So what can be done with old batters from Chevrolet Volts and other electric vehicles?

ABB may have an answer.

ABB researchers based in Raleigh have teamed with General Motors to develop an uninterruptable power supply from Chevy Volt batteries. They see it as a way to funnel energy safely into power grids and to serve as a backup power system.

The two firms demonstrated the power supply on Thursday in San Francisco.

They say their project has developed a modular unit capable of supplying backup power for two hours worth of electricity to as many as five homes.

“GM’s battery development extends throughout the entire life of the battery, including secondary use,” said Pablo Valencia, GM senior manager of battery lifecycle management. “In many cases, when an EV battery has reached the end of its life in an automotive application, only 30 percent or less of its life has been used.
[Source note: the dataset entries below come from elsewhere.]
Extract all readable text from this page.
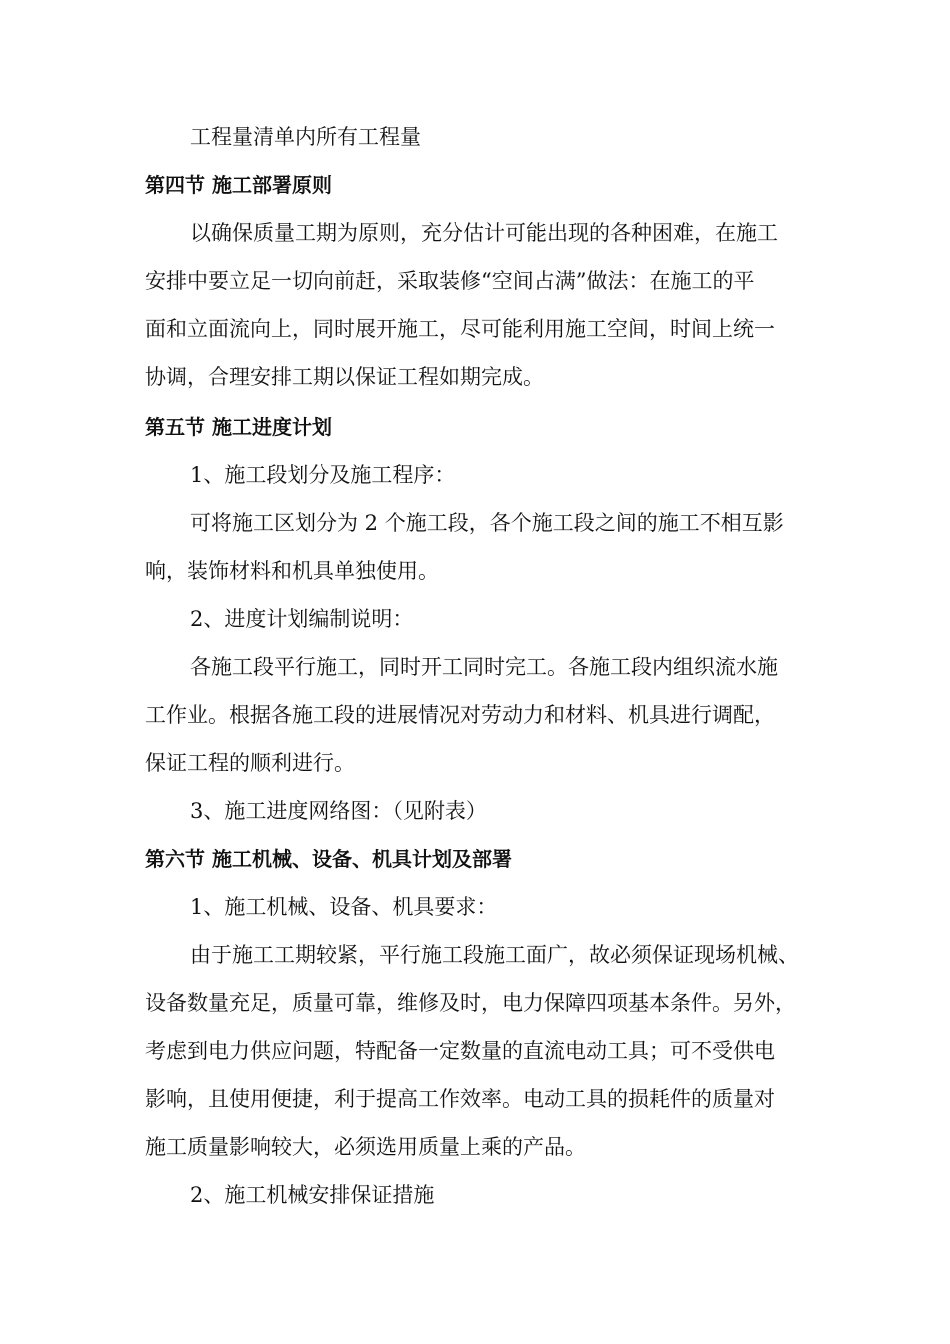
工程量清单内所有工程量
第四节 施工部署原则
以确保质量工期为原则，充分估计可能出现的各种困难，在施工
安排中要立足一切向前赶，采取装修“空间占满”做法：在施工的平
面和立面流向上，同时展开施工，尽可能利用施工空间，时间上统一
协调，合理安排工期以保证工程如期完成。
第五节 施工进度计划
1、施工段划分及施工程序：
可将施工区划分为 2 个施工段，各个施工段之间的施工不相互影
响，装饰材料和机具单独使用。
2、进度计划编制说明：
各施工段平行施工，同时开工同时完工。各施工段内组织流水施
工作业。根据各施工段的进展情况对劳动力和材料、机具进行调配，
保证工程的顺利进行。
3、施工进度网络图：（见附表）
第六节 施工机械、设备、机具计划及部署
1、施工机械、设备、机具要求：
由于施工工期较紧，平行施工段施工面广，故必须保证现场机械、
设备数量充足，质量可靠，维修及时，电力保障四项基本条件。另外，
考虑到电力供应问题，特配备一定数量的直流电动工具；可不受供电
影响，且使用便捷，利于提高工作效率。电动工具的损耗件的质量对
施工质量影响较大，必须选用质量上乘的产品。
2、施工机械安排保证措施
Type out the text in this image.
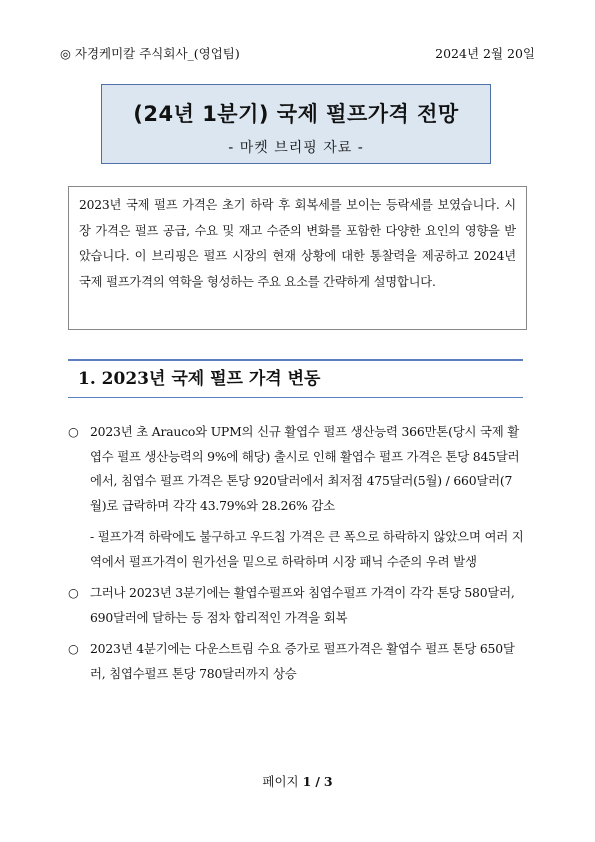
◎ 자경케미칼 주식회사_(영업팀)	2024년 2월 20일
(24년 1분기) 국제 펄프가격 전망
- 마켓 브리핑 자료 -
2023년 국제 펄프 가격은 초기 하락 후 회복세를 보이는 등락세를 보였습니다. 시장 가격은 펄프 공급, 수요 및 재고 수준의 변화를 포함한 다양한 요인의 영향을 받았습니다. 이 브리핑은 펄프 시장의 현재 상황에 대한 통찰력을 제공하고 2024년 국제 펄프가격의 역학을 형성하는 주요 요소를 간략하게 설명합니다.
1. 2023년 국제 펄프 가격 변동
○ 2023년 초 Arauco와 UPM의 신규 활엽수 펄프 생산능력 366만톤(당시 국제 활엽수 펄프 생산능력의 9%에 해당) 출시로 인해 활엽수 펄프 가격은 톤당 845달러에서, 침엽수 펄프 가격은 톤당 920달러에서 최저점 475달러(5월) / 660달러(7월)로 급락하며 각각 43.79%와 28.26% 감소
- 펄프가격 하락에도 불구하고 우드칩 가격은 큰 폭으로 하락하지 않았으며 여러 지역에서 펄프가격이 원가선을 밑으로 하락하며 시장 패닉 수준의 우려 발생
○ 그러나 2023년 3분기에는 활엽수펄프와 침엽수펄프 가격이 각각 톤당 580달러, 690달러에 달하는 등 점차 합리적인 가격을 회복
○ 2023년 4분기에는 다운스트림 수요 증가로 펄프가격은 활엽수 펄프 톤당 650달러, 침엽수펄프 톤당 780달러까지 상승
페이지 1 / 3
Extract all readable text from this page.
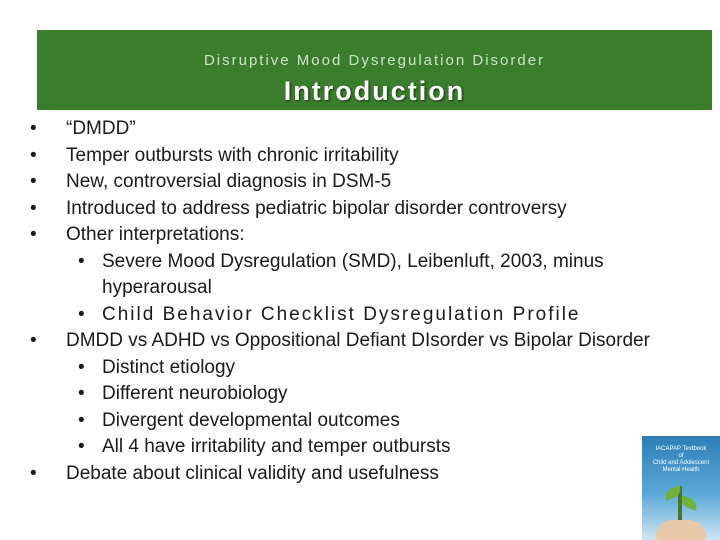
Disruptive Mood Dysregulation Disorder
Introduction
• “DMDD”
• Temper outbursts with chronic irritability
• New, controversial diagnosis in DSM-5
• Introduced to address pediatric bipolar disorder controversy
• Other interpretations:
• Severe Mood Dysregulation (SMD), Leibenluft, 2003, minus
hyperarousal
• Child Behavior Checklist Dysregulation Profile
• DMDD vs ADHD vs Oppositional Defiant DIsorder vs Bipolar Disorder
• Distinct etiology
• Different neurobiology
• Divergent developmental outcomes
• All 4 have irritability and temper outbursts
• Debate about clinical validity and usefulness
IACAPAP Textbook
of
Child and Adolescent
Mental Health
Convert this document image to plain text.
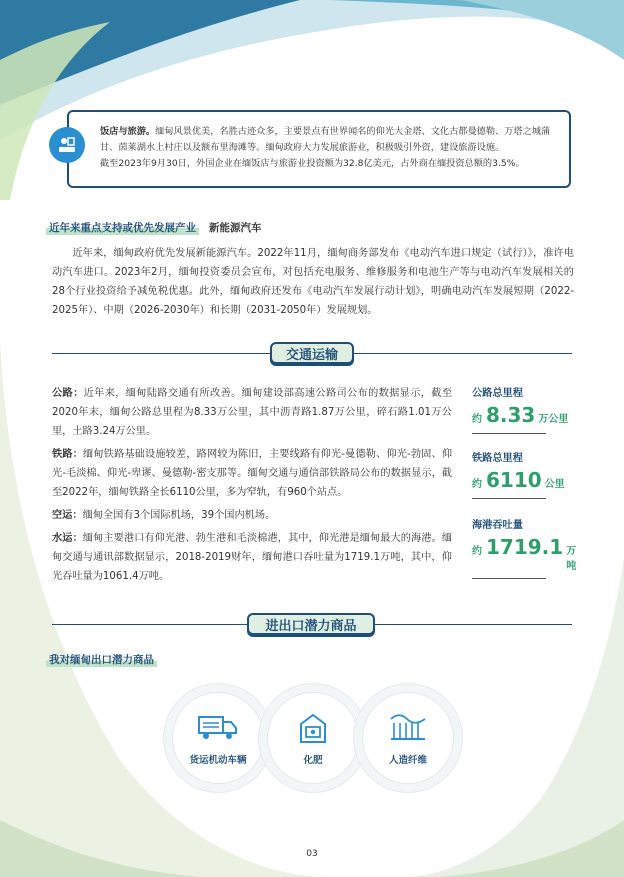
饭店与旅游。缅甸风景优美，名胜古迹众多，主要景点有世界闻名的仰光大金塔、文化古都曼德勒、万塔之城蒲甘、茵莱湖水上村庄以及额布里海滩等。缅甸政府大力发展旅游业，积极吸引外资，建设旅游设施。
截至2023年9月30日，外国企业在缅饭店与旅游业投资额为32.8亿美元，占外商在缅投资总额的3.5%。
近年来重点支持或优先发展产业 新能源汽车
近年来，缅甸政府优先发展新能源汽车。2022年11月，缅甸商务部发布《电动汽车进口规定（试行）》，准许电动汽车进口。2023年2月，缅甸投资委员会宣布，对包括充电服务、维修服务和电池生产等与电动汽车发展相关的28个行业投资给予减免税优惠。此外，缅甸政府还发布《电动汽车发展行动计划》，明确电动汽车发展短期（2022-2025年）、中期（2026-2030年）和长期（2031-2050年）发展规划。
交通运输

公路：近年来，缅甸陆路交通有所改善。缅甸建设部高速公路司公布的数据显示，截至2020年末，缅甸公路总里程为8.33万公里，其中沥青路1.87万公里，碎石路1.01万公里，土路3.24万公里。

铁路：缅甸铁路基础设施较差，路网较为陈旧，主要线路有仰光-曼德勒、仰光-勃固、仰光-毛淡棉、仰光-卑谬、曼德勒-密支那等。缅甸交通与通信部铁路局公布的数据显示，截至2022年，缅甸铁路全长6110公里，多为窄轨，有960个站点。

空运：缅甸全国有3个国际机场，39个国内机场。

水运：缅甸主要港口有仰光港、勃生港和毛淡棉港，其中，仰光港是缅甸最大的海港。缅甸交通与通讯部数据显示，2018-2019财年，缅甸港口吞吐量为1719.1万吨，其中，仰光吞吐量为1061.4万吨。

公路总里程
约 8.33 万公里
铁路总里程
约 6110 公里
海港吞吐量
约 1719.1 万吨
进出口潜力商品
我对缅甸出口潜力商品
货运机动车辆	化肥	人造纤维
03
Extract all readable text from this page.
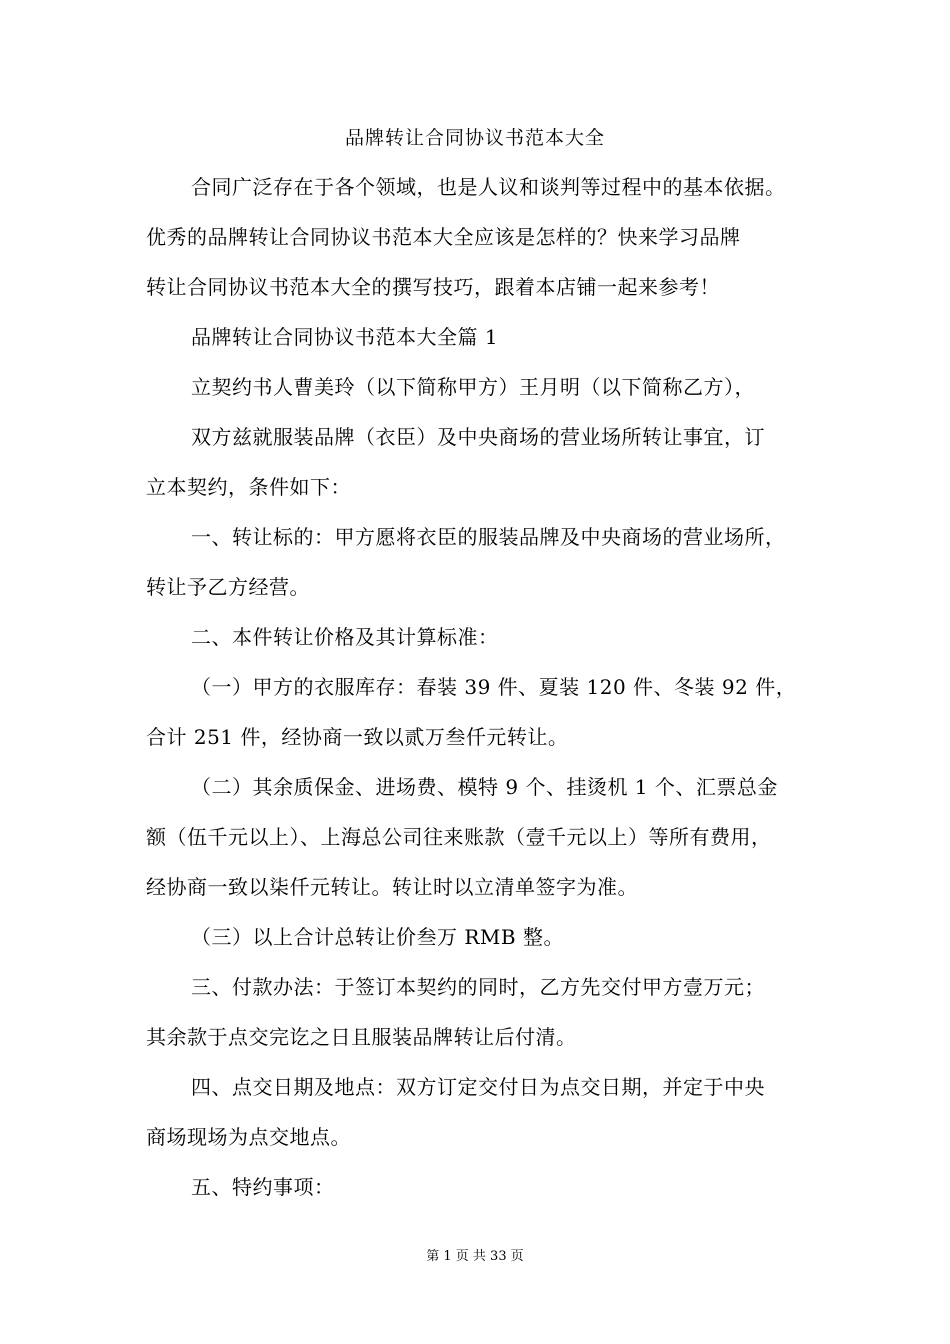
品牌转让合同协议书范本大全
合同广泛存在于各个领域，也是人议和谈判等过程中的基本依据。
优秀的品牌转让合同协议书范本大全应该是怎样的？快来学习品牌
转让合同协议书范本大全的撰写技巧，跟着本店铺一起来参考！
品牌转让合同协议书范本大全篇 1
立契约书人曹美玲（以下简称甲方）王月明（以下简称乙方），
双方兹就服装品牌（衣臣）及中央商场的营业场所转让事宜，订
立本契约，条件如下：
一、转让标的：甲方愿将衣臣的服装品牌及中央商场的营业场所，
转让予乙方经营。
二、本件转让价格及其计算标准：
（一）甲方的衣服库存：春装 39 件、夏装 120 件、冬装 92 件，
合计 251 件，经协商一致以贰万叁仟元转让。
（二）其余质保金、进场费、模特 9 个、挂烫机 1 个、汇票总金
额（伍千元以上）、上海总公司往来账款（壹千元以上）等所有费用，
经协商一致以柒仟元转让。转让时以立清单签字为准。
（三）以上合计总转让价叁万 RMB 整。
三、付款办法：于签订本契约的同时，乙方先交付甲方壹万元；
其余款于点交完讫之日且服装品牌转让后付清。
四、点交日期及地点：双方订定交付日为点交日期，并定于中央
商场现场为点交地点。
五、特约事项：
第 1 页 共 33 页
This leaves a tremendous amount of life that can be applied to other applications like powering a structure before the battery is recycled.” 

ABB’s research center in Raleigh spearheaded the project.

“We showed today how fast this research concept is turning into reality,” said Allen Burchett, ABB’s senior vice president for Business Development in North America. “The ABB-GM Volt battery system is the world’s first use of car batteries as possible back-up power for homes and other commercial uses. We will be installing it on the grid soon to complete the technical evaluation, and this will tell us all what smart grid applications are possible, like back-up power, reducing energy cost, strengthening utilities’ distribution systems and storing surplus renewable energy.”

ABB operates its North American headquarters in Cary.